Blaker Family of Sussex - Reminiscences
An Old Time Village.
THE village consisted of two or three small rows of houses and a number of thatched cottages, standing in fairly sized gardens; and at the east end the stocks and whipping-post still stood on a piece of ground by the side of the road. The cottages usually consisted of two, sometimes three, bedrooms, a living room and a scullery. The bedrooms were frequently without fireplaces or chimneys, and the lower rooms had brick floors, occasionally only earth, which was kept extremely clean and covered with a thin layer of dry sand. "The nicely sanded floors" were constantly washed and scrubbed with birch brooms, which were brought round the country done up in bundles by men, half gypsies, half labourers, from Forest Row and East Grinstead. Four or five carts followed a caravan, in which the men lived, and the right side of this was usually ornamented with 30 or 40 birch rods, arranged like a star, with the butt ends in the centre. One of these rods was frequently kept on or over the mantel-shelf in the sitting room, with a few pieces of china, usually broken.

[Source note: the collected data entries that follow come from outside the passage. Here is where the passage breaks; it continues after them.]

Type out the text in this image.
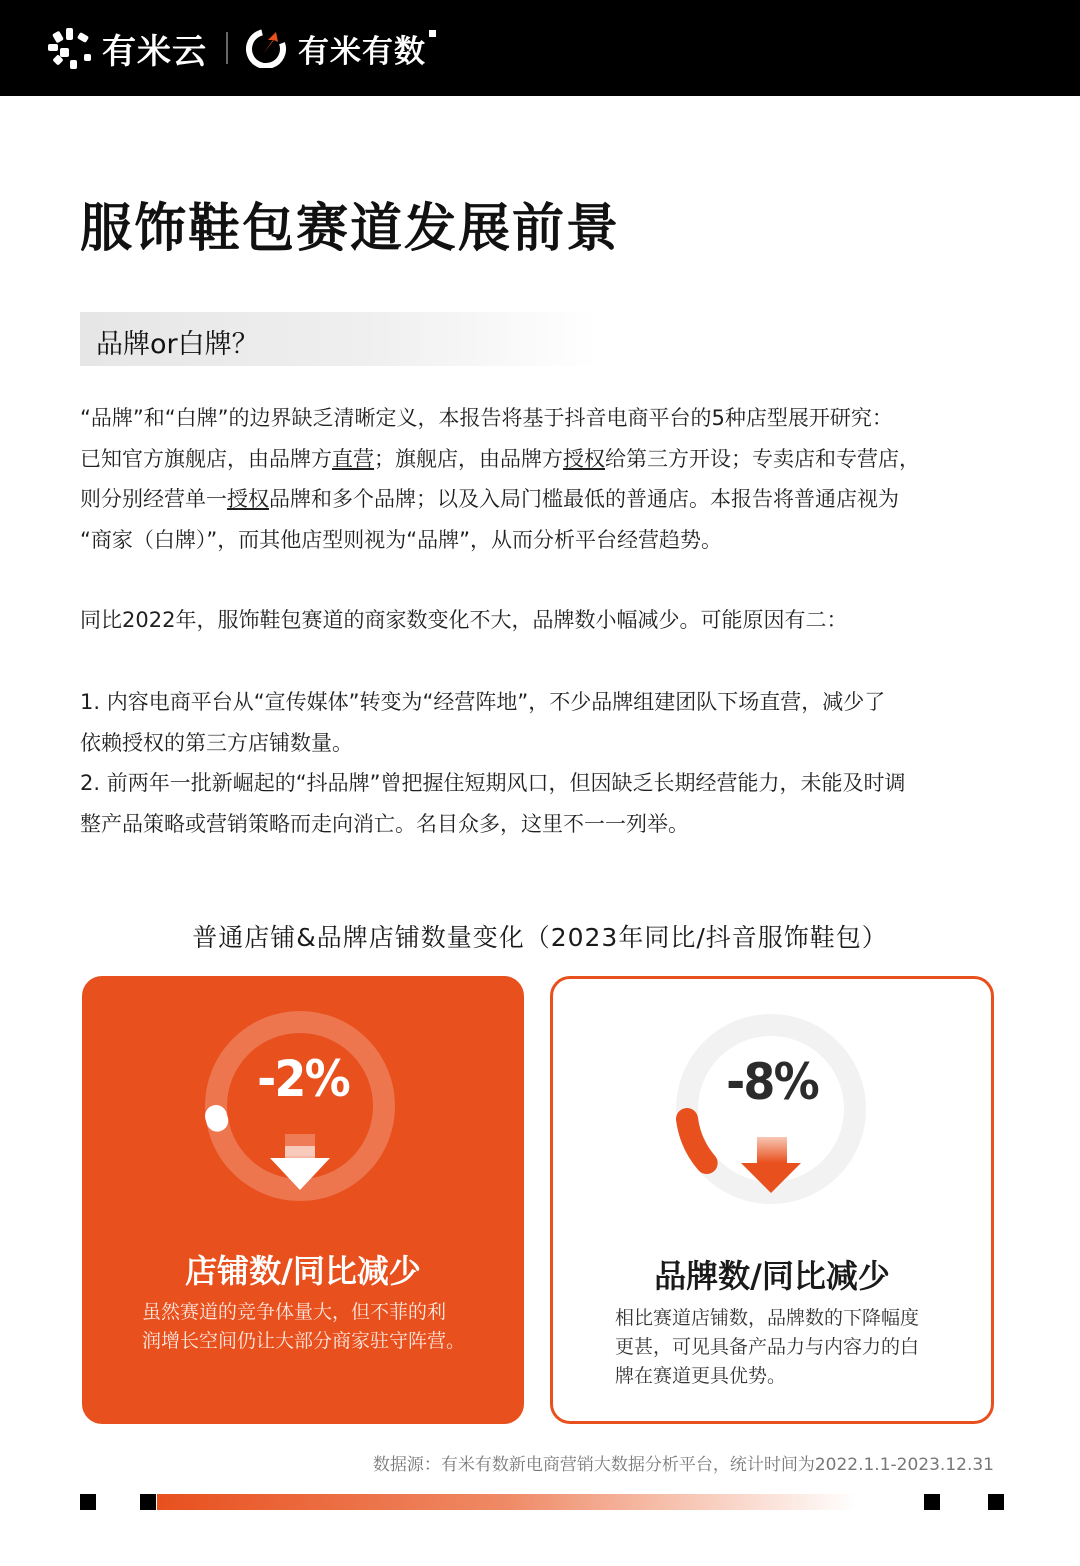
有米云	有米有数
服饰鞋包赛道发展前景
品牌or白牌？
“品牌”和“白牌”的边界缺乏清晰定义，本报告将基于抖音电商平台的5种店型展开研究：
已知官方旗舰店，由品牌方直营；旗舰店，由品牌方授权给第三方开设；专卖店和专营店，
则分别经营单一授权品牌和多个品牌；以及入局门槛最低的普通店。本报告将普通店视为
“商家（白牌）”，而其他店型则视为“品牌”，从而分析平台经营趋势。
同比2022年，服饰鞋包赛道的商家数变化不大，品牌数小幅减少。可能原因有二：
1. 内容电商平台从“宣传媒体”转变为“经营阵地”，不少品牌组建团队下场直营，减少了
依赖授权的第三方店铺数量。
2. 前两年一批新崛起的“抖品牌”曾把握住短期风口，但因缺乏长期经营能力，未能及时调
整产品策略或营销策略而走向消亡。名目众多，这里不一一列举。
普通店铺&品牌店铺数量变化（2023年同比/抖音服饰鞋包）
-2%
店铺数/同比减少
虽然赛道的竞争体量大，但不菲的利
润增长空间仍让大部分商家驻守阵营。
-8%
品牌数/同比减少
相比赛道店铺数，品牌数的下降幅度
更甚，可见具备产品力与内容力的白
牌在赛道更具优势。
数据源：有米有数新电商营销大数据分析平台，统计时间为2022.1.1-2023.12.31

Drainage, of course, there was none, as none was required. The cesspool, with its concomitants, was always at a considerable distance from the house, and was frequently emptied. There was little illness except phthisis, which was very prevalent, owing, no doubt, to the crowding and the want of ventilation in the bedrooms, all air being excluded except what got in through the crannies caused by badly fitting windows and doors. Measles was a very fatal disease in some years, when the rash came out dark and livid, and was called black measles. It was much more dreaded than scarlet-fever. The men had a curious habit, probably based on old medical practice, of being what they called "blooded" twice a year, at Spring and Fall. They walked, perhaps, three or four miles, often in parties, and usually on Sunday morning, to the doctor or veterinary surgeon and were bled to eight or ten oz. at the uniform rate of one shilling.